On a certain day, Tim invested $1,000 at 10 percent annual interest, compounded annually, and Lana invested $2,000 at 5 percent

annual interest, compounded annually. The total amount of interest earned by Tim’s investment in the first 2 years was how much greater than the total amount of interest earned by Lana’s investment in the first 2 years?
Business
1 answer:
just olya [345]3 years ago
4 0

Answer:

$5

Explanation:

The value of investment after two years of investment by Tim  can be calculate using the following formula:

Value of investment= P(1+i)^n

n=number of years=2

i=annual interest=10%

P= amount invested by Tim initially=$1,000

value of investment=1,000(1+10%)^2

                                =1,000(1.21)

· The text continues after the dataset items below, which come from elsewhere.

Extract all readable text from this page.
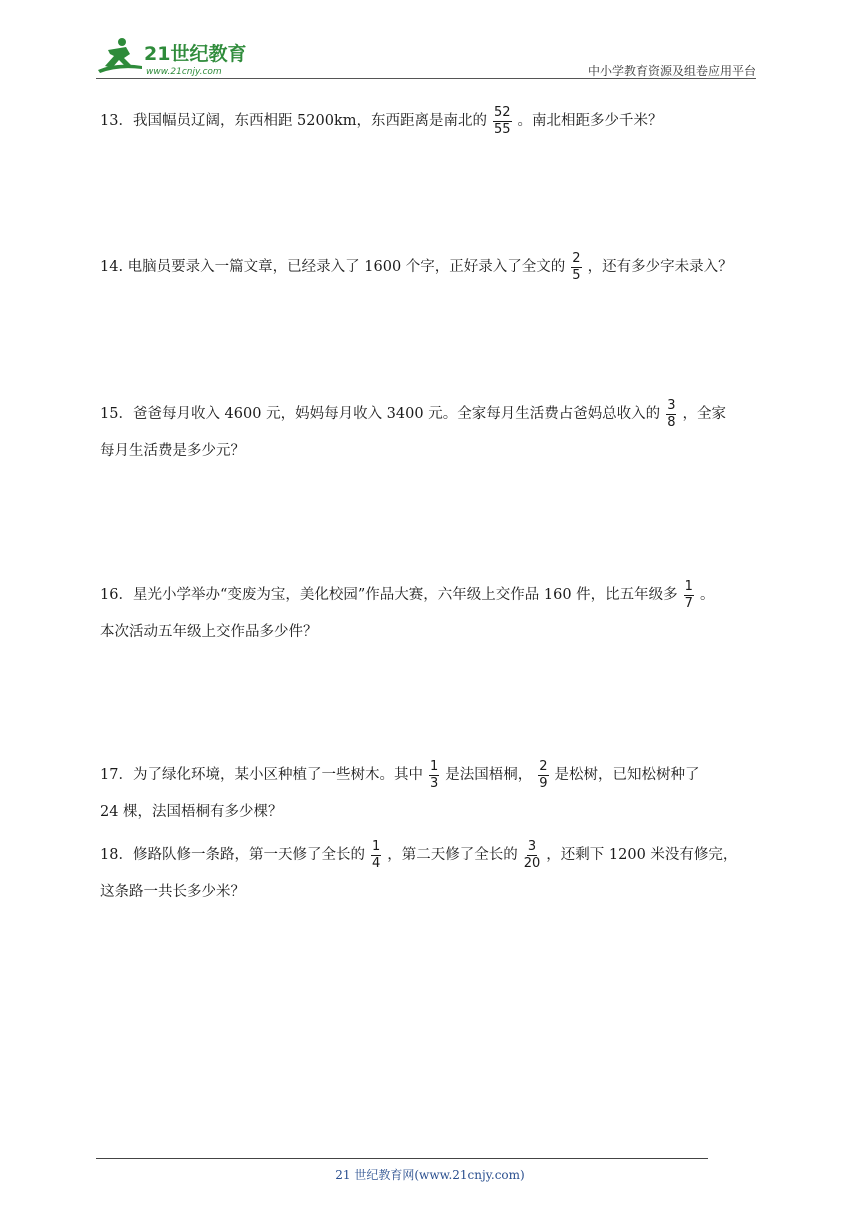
21世纪教育
www.21cnjy.com	中小学教育资源及组卷应用平台
13．我国幅员辽阔，东西相距 5200km，东西距离是南北的 $\frac{52}{55}$ 。南北相距多少千米？
14. 电脑员要录入一篇文章，已经录入了 1600 个字，正好录入了全文的 $\frac{2}{5}$ ，还有多少字未录入？
15．爸爸每月收入 4600 元，妈妈每月收入 3400 元。全家每月生活费占爸妈总收入的 $\frac{3}{8}$ ，全家
每月生活费是多少元？
16．星光小学举办“变废为宝，美化校园”作品大赛，六年级上交作品 160 件，比五年级多 $\frac{1}{7}$ 。
本次活动五年级上交作品多少件？
17．为了绿化环境，某小区种植了一些树木。其中 $\frac{1}{3}$ 是法国梧桐， $\frac{2}{9}$ 是松树，已知松树种了
24 棵，法国梧桐有多少棵？
18．修路队修一条路，第一天修了全长的 $\frac{1}{4}$ ，第二天修了全长的 $\frac{3}{20}$ ，还剩下 1200 米没有修完，
这条路一共长多少米？
21 世纪教育网(www.21cnjy.com)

                                =1,210

Interest earned by tim over the two years=1,210-1,000=210

The value of investment after two years of investment by Lana can be calculate using the following formula:

Value of investment= P(1+i)^n

n=number of years=2

i=annual interest=5%

P= amount invested by Lana initially=$2,000

value of investment=2,000(1+5%)^2

                                =1,000(1.1025)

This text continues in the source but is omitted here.